In 1896, Stroock married Cora Valman, with Rabbi Stephen S. Wise performing the ceremony. In 1921, he married his second wife, Mrs. Nellie G. Loeb, at the St. Regis Hotel, with Judge Benjamin N. Cardozo performing the ceremony. His children from his first marriage were Mrs. Sidney Bacharach and Mrs. George W. Gallinger. He was a member of the Free Synagogue, Temple Emanu-El, and Temple B'nai Jeshurun.

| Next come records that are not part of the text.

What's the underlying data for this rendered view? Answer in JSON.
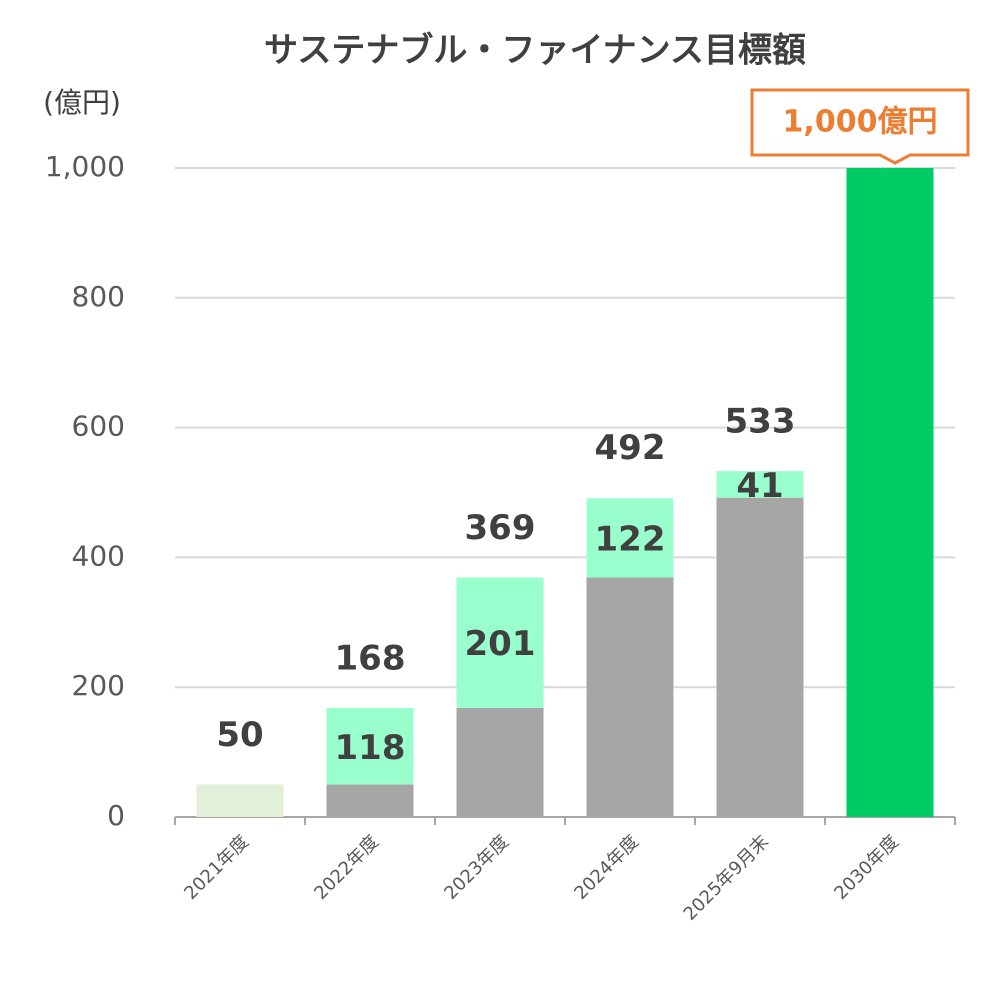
{
  "chart_data": {
    "type": "stacked_bar",
    "title": "サステナブル・ファイナンス目標額",
    "y_axis_label": "(億円)",
    "categories": [
      "2021年度",
      "2022年度",
      "2023年度",
      "2024年度",
      "2025年9月末",
      "2030年度"
    ],
    "series": [
      {
        "color": "#a6a6a6",
        "values": [
          null,
          50,
          168,
          369,
          492,
          null
        ]
      },
      {
        "color": "#99ffcc",
        "values": [
          null,
          118,
          201,
          122,
          41,
          null
        ],
        "show_labels": true
      },
      {
        "color": "#e2efd9",
        "values": [
          50,
          null,
          null,
          null,
          null,
          null
        ]
      },
      {
        "color": "#00cc66",
        "values": [
          null,
          null,
          null,
          null,
          null,
          1000
        ]
      }
    ],
    "totals": [
      50,
      168,
      369,
      492,
      533,
      null
    ],
    "annotation": "1,000億円",
    "ylim": [
      0,
      1000
    ],
    "yticks": [
      0,
      200,
      400,
      600,
      800,
      {
        "value": 1000,
        "label": "1,000"
      }
    ],
    "grid": true
  }
}
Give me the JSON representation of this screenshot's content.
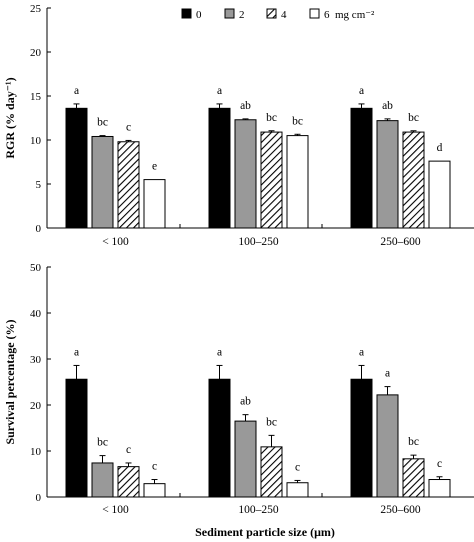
{
  "chart_data": [
    {
      "type": "bar",
      "ylabel": "RGR (% day⁻¹)",
      "ylim": [
        0,
        25
      ],
      "yticks": [
        0,
        5,
        10,
        15,
        20,
        25
      ],
      "categories": [
        "< 100",
        "100–250",
        "250–600"
      ],
      "series": [
        {
          "name": "0",
          "fill": "#000000",
          "pattern": "solid",
          "values": [
            13.6,
            13.6,
            13.6
          ],
          "errors": [
            0.5,
            0.5,
            0.5
          ],
          "labels": [
            "a",
            "a",
            "a"
          ]
        },
        {
          "name": "2",
          "fill": "#999999",
          "pattern": "solid",
          "values": [
            10.4,
            12.3,
            12.2
          ],
          "errors": [
            0.1,
            0.1,
            0.2
          ],
          "labels": [
            "bc",
            "ab",
            "ab"
          ]
        },
        {
          "name": "4",
          "fill": "#ffffff",
          "pattern": "hatch",
          "values": [
            9.8,
            10.9,
            10.9
          ],
          "errors": [
            0.15,
            0.15,
            0.15
          ],
          "labels": [
            "c",
            "bc",
            "bc"
          ]
        },
        {
          "name": "6",
          "fill": "#ffffff",
          "pattern": "solid",
          "values": [
            5.5,
            10.5,
            7.6
          ],
          "errors": [
            0,
            0.15,
            0
          ],
          "labels": [
            "e",
            "bc",
            "d"
          ]
        }
      ],
      "legend": {
        "items": [
          "0",
          "2",
          "4",
          "6"
        ],
        "unit": "mg cm⁻²",
        "placement": "top"
      }
    },
    {
      "type": "bar",
      "ylabel": "Survival percentage (%)",
      "xlabel": "Sediment particle size (μm)",
      "ylim": [
        0,
        50
      ],
      "yticks": [
        0,
        10,
        20,
        30,
        40,
        50
      ],
      "categories": [
        "< 100",
        "100–250",
        "250–600"
      ],
      "series": [
        {
          "name": "0",
          "fill": "#000000",
          "pattern": "solid",
          "values": [
            25.6,
            25.6,
            25.6
          ],
          "errors": [
            3.0,
            3.0,
            3.0
          ],
          "labels": [
            "a",
            "a",
            "a"
          ]
        },
        {
          "name": "2",
          "fill": "#999999",
          "pattern": "solid",
          "values": [
            7.4,
            16.5,
            22.2
          ],
          "errors": [
            1.6,
            1.4,
            1.8
          ],
          "labels": [
            "bc",
            "ab",
            "a"
          ]
        },
        {
          "name": "4",
          "fill": "#ffffff",
          "pattern": "hatch",
          "values": [
            6.6,
            10.9,
            8.3
          ],
          "errors": [
            0.8,
            2.5,
            0.8
          ],
          "labels": [
            "c",
            "bc",
            "bc"
          ]
        },
        {
          "name": "6",
          "fill": "#ffffff",
          "pattern": "solid",
          "values": [
            2.9,
            3.1,
            3.8
          ],
          "errors": [
            0.9,
            0.5,
            0.6
          ],
          "labels": [
            "c",
            "c",
            "c"
          ]
        }
      ]
    }
  ]
}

Stroock died at home from pneumonia on October 27, 1931. 5,000 people attended his funeral in the Great Hall of the College of the City of New York, and classes were cancelled at Brooklyn College, Hunter College, and City College for the funeral. Rabbi Stephen S. Wise conducted the funeral service. The City College R.O.T.C. served as a guard of honor for the coffin, the procession included former associates on the Board of Higher Education and delegations from all three city colleges, and the honorary pallbearers were Judge Benjamin N. Cardozo, Frederick B. Robinson, Charles H. Tuttle, former Justice Joseph M. Proskauer, Charles Gimbel, Henry R. Stuphen, Henry Carse, Charles Bernheim, John Burke, Dr. Emanuel Libman, Dr. Milton Rosenbluth, Charles Levy, David Metzger, and Edward Steinam. The funeral was attended by, among other people, Felix M. Warburg of Kuhn, Loeb & Co., John H. Finley, former New York Attorney General Albert Ottinger, Board of Education president George J. Ryan, author Rebecca Kohut, Rabbi Louis Finkelstein, Max D. Steuer, former president of the Board of Aldermen and City College trustee George McAneny, Professor Louis Sayre Buchard, Justice Thomas W. Churchill, Frederick Hausman of A. A. Hausman & Co., Jewish Theological Seminary librarian Professor Lewis Marks, Congregation B'nai Jeshurun president Charles W. Endel, Justice Isaac Cohen, Jewish Educational Association president Israel Unterberg, and former vice-president of Engineering News Alfred E. Kornfeld. He was buried in Beth Olam Cemetery in Cypress Hills, Brooklyn.